11 Julho 2015

 

Oito mil homens e rapazes foram massacrados há 20 anos em Srebrenica no culminar de três anos de uma guerra brutal marcada por crimes de guerra e genocídio. E a cortina de silêncio e a falta de verdade e de justiça são ainda patentes, tanto mais onde os horrores aconteceram. Steve Crawshaw, diretor de Política Internacional da Amnistia Internacional, conta o que viu e ouviu há 20 anos durante a guerra nos Balcãs e o que ali reencontrou agora.

 

“Um passeio através do Leste da Bósnia parece repleto do charme vagaroso dos Balcãs. A paisagem em volta é de colinas arborizadas, pequenas quintas, imensos pomares de ameixas. A estrada corre através dos campos ao longo do calmo rio Drina. Dos bosques soa o piar de um cuco num dia de verão. Tudo é tranquilo.

E como é habitual acontecer, a paisagem engana. Há 20 anos, este cenário idílico foi palco de um dos mais graves crimes cometidos em solo europeu desde 1945. O mundo olhou para o lado enquanto o genocídio ocorria dentro e em volta da cidade de Srebrenica.

Foi aqui que mais de 8.000 homens e rapazes bósnios foram mortos numa série de execuções e massacres que aconteceram nos dias que se seguiram à tomada de Srebrenica pelas forças militares sérvias bósnias, a 11 de julho de 1995. E quase uma geração depois, continua a não se perceber se as feridas já começaram sequer a sarar.

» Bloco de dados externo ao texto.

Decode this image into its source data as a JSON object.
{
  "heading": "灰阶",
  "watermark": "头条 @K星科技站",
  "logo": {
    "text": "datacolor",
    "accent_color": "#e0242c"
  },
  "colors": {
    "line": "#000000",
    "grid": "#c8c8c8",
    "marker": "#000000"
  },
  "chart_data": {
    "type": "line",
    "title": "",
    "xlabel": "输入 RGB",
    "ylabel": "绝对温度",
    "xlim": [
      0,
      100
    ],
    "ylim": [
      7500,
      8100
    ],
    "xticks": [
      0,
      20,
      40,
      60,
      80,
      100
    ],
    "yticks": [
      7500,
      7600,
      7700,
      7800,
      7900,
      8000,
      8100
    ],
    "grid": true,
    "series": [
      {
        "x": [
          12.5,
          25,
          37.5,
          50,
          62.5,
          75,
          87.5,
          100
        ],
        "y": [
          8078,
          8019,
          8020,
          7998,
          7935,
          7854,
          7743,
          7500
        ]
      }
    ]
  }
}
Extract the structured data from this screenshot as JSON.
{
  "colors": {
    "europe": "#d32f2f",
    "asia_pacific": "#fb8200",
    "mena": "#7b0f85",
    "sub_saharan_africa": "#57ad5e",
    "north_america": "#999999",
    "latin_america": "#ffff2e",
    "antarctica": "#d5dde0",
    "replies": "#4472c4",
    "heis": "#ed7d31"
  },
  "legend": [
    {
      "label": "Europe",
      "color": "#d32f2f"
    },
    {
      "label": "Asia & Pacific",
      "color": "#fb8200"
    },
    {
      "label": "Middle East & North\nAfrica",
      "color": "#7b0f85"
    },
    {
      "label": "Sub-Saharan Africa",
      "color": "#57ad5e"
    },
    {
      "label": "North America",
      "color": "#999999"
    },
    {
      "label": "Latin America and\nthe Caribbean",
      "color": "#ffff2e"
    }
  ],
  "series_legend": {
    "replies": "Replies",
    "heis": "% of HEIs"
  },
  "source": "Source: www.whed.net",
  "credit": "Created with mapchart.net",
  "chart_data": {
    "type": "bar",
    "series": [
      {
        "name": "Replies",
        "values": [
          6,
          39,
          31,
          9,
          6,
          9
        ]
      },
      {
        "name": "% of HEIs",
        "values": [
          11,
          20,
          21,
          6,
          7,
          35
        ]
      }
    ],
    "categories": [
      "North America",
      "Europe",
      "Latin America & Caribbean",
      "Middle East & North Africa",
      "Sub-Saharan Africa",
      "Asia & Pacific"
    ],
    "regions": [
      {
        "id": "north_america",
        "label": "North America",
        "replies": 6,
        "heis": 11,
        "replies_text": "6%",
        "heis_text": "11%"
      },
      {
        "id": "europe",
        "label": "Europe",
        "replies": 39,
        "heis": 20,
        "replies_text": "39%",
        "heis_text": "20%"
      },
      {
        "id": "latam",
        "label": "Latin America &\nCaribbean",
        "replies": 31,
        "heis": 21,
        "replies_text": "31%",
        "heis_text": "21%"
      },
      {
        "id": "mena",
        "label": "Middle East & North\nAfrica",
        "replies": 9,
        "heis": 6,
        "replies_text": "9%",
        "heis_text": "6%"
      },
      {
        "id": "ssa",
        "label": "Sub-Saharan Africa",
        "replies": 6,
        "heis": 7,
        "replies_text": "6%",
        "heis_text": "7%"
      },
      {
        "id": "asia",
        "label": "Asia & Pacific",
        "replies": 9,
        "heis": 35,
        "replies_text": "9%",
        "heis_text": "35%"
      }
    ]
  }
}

As forças sérvias bósnias que assassinaram os seus vizinhos muçulmanos, fizeram-no de forma metódica e com uma vingança literal. À chegada à cidade, o general Ratko Mladic, comandante do exército sérvio bósnio, disse aos seus homens: ‘Tomamos esta cidade para a nação sérvia… chegou a hora de nos vingarmos dos turcos’. Fique aqui o pequeno detalhe histórico de que os muçulmanos bósnios são, na verdade, etnicamente eslavos.

A vaga de assassinatos que se seguiu foi o culminar de um pesadelo que se arrastava há três anos para a cercada população de Srebrenica.

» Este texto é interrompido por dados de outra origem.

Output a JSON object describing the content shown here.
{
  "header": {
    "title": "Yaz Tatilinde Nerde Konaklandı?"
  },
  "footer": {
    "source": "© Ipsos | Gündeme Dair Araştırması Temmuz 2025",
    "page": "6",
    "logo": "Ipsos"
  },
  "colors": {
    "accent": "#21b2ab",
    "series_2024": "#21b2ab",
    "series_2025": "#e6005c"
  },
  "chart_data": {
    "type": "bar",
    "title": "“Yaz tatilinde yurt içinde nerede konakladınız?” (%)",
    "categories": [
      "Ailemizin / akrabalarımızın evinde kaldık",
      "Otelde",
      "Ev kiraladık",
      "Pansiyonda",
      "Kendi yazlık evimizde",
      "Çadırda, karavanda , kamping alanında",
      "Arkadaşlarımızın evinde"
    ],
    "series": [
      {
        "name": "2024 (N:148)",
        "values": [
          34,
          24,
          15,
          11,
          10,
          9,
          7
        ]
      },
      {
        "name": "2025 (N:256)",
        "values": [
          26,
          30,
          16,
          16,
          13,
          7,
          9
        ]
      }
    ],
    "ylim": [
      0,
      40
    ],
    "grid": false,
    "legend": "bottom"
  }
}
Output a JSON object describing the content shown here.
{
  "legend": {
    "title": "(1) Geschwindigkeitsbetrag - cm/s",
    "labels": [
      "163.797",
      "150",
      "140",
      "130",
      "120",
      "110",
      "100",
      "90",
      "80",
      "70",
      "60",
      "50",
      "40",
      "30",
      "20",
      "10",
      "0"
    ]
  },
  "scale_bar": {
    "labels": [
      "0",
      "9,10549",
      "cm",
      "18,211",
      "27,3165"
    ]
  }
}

Dois anos antes da queda da cidade, o general francês Philippe Morillon [comandante das forças das Nações Unidas na Bósnia entre 1992 e 1993] tinha visitado Srebrenica e garantido à população reunida para o ouvir que a ONU os manteria a salvo dali em diante. O Conselho de Segurança das Nações Unidas declarara a cidade uma zona protegida. Um antigo morador recorda como se sentiu excitado ao ouvir Morillon naquele dia: ‘Pensei que tínhamos todos de celebrar. Era como se estivéssemos a nascer de novo!”

A realidade veio a mostrar-se bastante diferente.

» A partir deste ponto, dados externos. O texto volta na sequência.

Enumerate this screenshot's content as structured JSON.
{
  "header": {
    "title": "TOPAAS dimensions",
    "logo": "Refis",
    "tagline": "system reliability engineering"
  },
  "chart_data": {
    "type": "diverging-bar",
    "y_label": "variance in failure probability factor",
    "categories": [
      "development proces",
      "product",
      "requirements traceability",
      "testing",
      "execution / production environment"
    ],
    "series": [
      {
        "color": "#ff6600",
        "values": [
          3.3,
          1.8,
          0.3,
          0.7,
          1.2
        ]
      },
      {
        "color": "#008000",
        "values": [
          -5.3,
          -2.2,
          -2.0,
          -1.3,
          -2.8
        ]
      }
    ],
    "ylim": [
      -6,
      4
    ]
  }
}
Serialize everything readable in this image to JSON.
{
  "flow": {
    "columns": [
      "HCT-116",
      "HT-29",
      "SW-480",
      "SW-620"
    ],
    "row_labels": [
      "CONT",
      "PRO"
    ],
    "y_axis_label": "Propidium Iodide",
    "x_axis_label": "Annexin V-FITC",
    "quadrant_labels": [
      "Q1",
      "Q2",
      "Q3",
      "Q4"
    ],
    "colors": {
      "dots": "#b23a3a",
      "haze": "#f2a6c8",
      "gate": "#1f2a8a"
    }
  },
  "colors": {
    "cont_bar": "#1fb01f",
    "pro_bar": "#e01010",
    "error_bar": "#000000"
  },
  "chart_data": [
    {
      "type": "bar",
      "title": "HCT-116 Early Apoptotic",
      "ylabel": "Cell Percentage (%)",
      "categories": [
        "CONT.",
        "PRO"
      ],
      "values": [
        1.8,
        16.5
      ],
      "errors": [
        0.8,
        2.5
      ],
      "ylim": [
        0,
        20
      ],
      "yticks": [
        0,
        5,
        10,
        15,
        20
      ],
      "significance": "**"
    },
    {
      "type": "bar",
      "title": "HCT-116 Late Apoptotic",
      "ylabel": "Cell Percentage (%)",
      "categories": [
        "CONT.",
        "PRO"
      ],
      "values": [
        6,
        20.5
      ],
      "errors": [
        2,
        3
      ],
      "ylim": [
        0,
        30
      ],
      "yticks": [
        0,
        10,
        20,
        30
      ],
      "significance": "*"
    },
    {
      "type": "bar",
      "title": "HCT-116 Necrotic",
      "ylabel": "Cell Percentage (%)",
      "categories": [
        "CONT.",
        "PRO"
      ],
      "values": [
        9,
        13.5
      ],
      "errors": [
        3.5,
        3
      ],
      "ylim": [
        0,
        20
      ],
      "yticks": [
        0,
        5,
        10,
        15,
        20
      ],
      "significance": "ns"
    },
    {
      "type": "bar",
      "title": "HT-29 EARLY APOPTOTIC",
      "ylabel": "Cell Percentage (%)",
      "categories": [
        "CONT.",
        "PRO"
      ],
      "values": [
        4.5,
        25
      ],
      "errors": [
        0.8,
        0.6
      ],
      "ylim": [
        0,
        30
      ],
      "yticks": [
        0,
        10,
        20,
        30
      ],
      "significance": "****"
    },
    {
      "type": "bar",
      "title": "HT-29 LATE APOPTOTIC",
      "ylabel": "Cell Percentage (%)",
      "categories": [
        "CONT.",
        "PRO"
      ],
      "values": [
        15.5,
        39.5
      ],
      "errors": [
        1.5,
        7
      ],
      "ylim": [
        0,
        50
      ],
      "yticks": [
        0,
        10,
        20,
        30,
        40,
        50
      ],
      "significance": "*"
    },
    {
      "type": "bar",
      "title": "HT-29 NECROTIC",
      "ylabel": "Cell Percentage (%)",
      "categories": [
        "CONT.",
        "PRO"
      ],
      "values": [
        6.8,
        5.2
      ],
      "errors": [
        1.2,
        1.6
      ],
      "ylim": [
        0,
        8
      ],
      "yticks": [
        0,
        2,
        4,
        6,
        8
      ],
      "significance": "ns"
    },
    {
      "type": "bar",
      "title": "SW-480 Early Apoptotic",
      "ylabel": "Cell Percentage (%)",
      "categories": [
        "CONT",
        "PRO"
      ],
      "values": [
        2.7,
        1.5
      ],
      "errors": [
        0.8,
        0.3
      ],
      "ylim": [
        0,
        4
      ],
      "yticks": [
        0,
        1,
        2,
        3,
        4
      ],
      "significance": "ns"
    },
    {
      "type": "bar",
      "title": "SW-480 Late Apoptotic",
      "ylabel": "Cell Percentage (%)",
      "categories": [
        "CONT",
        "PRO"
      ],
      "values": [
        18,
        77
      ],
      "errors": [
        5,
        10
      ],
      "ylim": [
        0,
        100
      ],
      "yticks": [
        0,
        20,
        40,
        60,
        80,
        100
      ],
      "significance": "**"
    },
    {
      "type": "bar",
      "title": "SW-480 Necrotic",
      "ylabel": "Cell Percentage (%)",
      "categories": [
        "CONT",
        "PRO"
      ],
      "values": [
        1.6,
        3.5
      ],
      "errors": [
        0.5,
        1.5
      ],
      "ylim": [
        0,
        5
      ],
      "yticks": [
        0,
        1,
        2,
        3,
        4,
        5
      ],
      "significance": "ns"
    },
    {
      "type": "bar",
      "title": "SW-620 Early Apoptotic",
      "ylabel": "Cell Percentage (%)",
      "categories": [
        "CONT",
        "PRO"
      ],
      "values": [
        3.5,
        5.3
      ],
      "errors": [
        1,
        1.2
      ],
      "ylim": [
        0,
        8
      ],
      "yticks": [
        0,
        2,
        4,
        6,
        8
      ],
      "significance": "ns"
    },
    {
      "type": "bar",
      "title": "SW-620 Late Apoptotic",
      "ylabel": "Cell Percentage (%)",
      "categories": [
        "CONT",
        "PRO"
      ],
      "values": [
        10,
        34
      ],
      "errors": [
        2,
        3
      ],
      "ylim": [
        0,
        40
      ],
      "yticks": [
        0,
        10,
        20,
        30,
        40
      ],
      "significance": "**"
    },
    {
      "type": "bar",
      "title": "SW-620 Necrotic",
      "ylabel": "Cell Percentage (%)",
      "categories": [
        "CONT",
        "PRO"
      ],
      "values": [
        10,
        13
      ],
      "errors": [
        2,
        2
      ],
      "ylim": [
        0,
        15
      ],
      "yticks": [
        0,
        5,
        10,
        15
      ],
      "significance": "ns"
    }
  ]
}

Quando as forças sérvias bósnias decidiram invadir a cidade, as Nações Unidas recusaram-se a enviar os aviões que as forças de paz holandesas, no terreno, pediam. As forças de paz da ONU discutiram com os sérvios bósnios. E depois fugiram. Sem nenhuma proteção nem defesa da cidade, as forças sérvias bósnias foram de uma conduta minuciosa nos dias seguintes. A certa altura, as execuções que estavam a fazer e a filmar foram interrompidas até que alguém fosse de carro buscar uma bateria nova para a câmara, e só então continuaram com o massacre.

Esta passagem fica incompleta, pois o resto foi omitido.